Bosses are increasing RTO requirements, but experts say it won't stick: 'We're at an inflection point'
If 2022 was the year corporate bosses planned for a mass return to offices, 2023 might usher in a new era of concessions.
All throughout the last year, companies like Apple, Google, Twitter and Goldman Sachs sent out memos coaxing people back in-person, to varying degrees of success. But hopes of a grand return haven't quite panned out en masse. For most of the year, the average office occupancy rate in 10 major U.S. cities remained below 50%, according to data from Kastle Systems, the security firm that tracks office entries.
With a new year and fresh recession concerns come more return-to-office orders. Returning Disney CEO Bob Iger, for example, caused a stir this month with the announcement that employees will be expected in the office four days a week by March.
More corporate bosses could follow Iger's lead with fresh RTO mandates, says Caitlin Duffy, director of research at Gartner. But she doesn't expect them to stick.
"Onsite work requirements are being reintroduced, but employers are walking them back because employees are increasingly unwilling to comply with those requirements, and organizations are unsure or reluctant about how to enforce them, even though they're technically in place," Duffy says.
Workplace experts say the state of remote, hybrid and in-person work is reaching an equilibrium point and that today's level of RTO will probably stay put, even in the face of recession warnings.
So far, most hybrid policies expect workers in offices two to three times a week. The Disney requirement falls on the stricter side in that sense, even though it's still technically a hybrid setup.
But requirements increasing in-office days are unlikely to become a norm, experts say.
"I feel pretty confident in saying we will not see much more shift toward the office," says Nick Bloom, a Stanford economics professor who researches work-from-home topics.
Bloom co-authors a monthly report that captures how many people are working from home and says behaviors haven't shifted since September, when many companies went through another post-Labor Day RTO campaign to boost in-office attendance.
In the last year, the gap between workers' expectations of remote work and employers offering it post-pandemic has been shrinking, according to analyses from Bloom's WFH Research team. As of January, workers say they want to work from home for 2.8 days on average, versus employers planning to allow 2.3 days remote.
Businesses that want people in-office more than that will have to make a strong argument, says Amanda Armstrong, the senior vice president of brand and community at Encore, a global event-planning company.
Employers that have been able to keep up productivity, if not thrive, during remote work will have to show a marked drop in success and tie it directly to not being in a central office, Armstrong says. "But without those proof points, it's going to be hard to say, 'We need you here just to be here.'"
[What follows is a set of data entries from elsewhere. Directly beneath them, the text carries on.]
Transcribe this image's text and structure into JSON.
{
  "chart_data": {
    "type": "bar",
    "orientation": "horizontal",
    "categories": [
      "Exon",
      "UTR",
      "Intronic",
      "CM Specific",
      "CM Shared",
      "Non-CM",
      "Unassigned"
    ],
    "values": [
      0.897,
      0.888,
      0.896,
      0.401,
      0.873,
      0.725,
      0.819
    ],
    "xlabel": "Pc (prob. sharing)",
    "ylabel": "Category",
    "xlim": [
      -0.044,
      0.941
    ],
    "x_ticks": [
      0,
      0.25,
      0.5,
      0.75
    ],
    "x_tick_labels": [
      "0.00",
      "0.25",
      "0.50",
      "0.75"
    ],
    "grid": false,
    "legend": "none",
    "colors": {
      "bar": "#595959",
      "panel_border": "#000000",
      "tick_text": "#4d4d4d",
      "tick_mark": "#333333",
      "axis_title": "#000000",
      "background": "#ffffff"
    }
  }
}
Some CEOs have pointed to a potential recession as reason to bring people back into offices to boost productivity and engagement.
In practice, though, several companies have resorted to slashing costs, namely by laying off tens of thousands of workers as well as downsizing their office real estate. In recent weeks and months, notable tech giants like Salesforce, Meta and Microsoft have canceled their leases or nixed expansion plans.
Bloom says he recently spoke with leaders at a big tech firm who said they plan to increase remote work in order to get rid of their expensive office building in San Francisco. "For every Elon Musk-type pushing people back to the office, there are many others increasing work from home for the cost savings and because it's easier to recruit," he says.
And even Musk, who banned remote work at Twitter after taking over the company in November, reversed course when the company shut down its Seattle offices and instructed people to work from home.
Some leaders are expanding remote work to keep their workers happy with their jobs and pay, Bloom says. After all, despite loud layoffs, even major staff cuts don't represent the relentlessly tight hiring market.
In the last 12 months, 38% of senior business executives say they've expanded remote work to "keep employees happy and to moderate wage-growth pressures," and 41% say they plan to in the next year, according to a working paper co-authored by Bloom and based on data from the Atlanta Fed.
Employers aren't offering as many remote jobs as people who want them. According to LinkedIn data from January 2021 to date, remote job listings on the site peaked in March 2020 with over 20% of postings offering the option, but has dropped ever since. In November, just 14% of job listings were open to remote applicants.
But the appetite is still there, according to Gallup data.
As of mid-2022, 29% of people with remote-capable jobs were working exclusively remotely, though 34% want to; 49% were working in a hybrid setup, though 60% want to; and 22% were working completely onsite, though just 6% would prefer it.
It's true that the hiring market is cooling, but Duffy says taking away worker flexibility is a move in the wrong direction for the long-term. Not only could employee morale take a hit, she says, but it could dissuade star talent from applying.
According to Gartner surveys, those with flexible and hybrid work models express a higher intent to stay, better performance and lower fatigue — topics that translate directly to the bottom line, Duffy says.
"Good organizations will capitalize on the benefits of remote work and outstrip their peers to become employers of choice on the talent market," she adds. "We're at an inflection point, and organizations that refuse to adapt may struggle to survive long-term."
Adds Bloom: "The best way to make a horrible mistake in business right now is to predict that we'll return to the office the way we did in 2019. We are in the new normal. Now it's more about adjustments."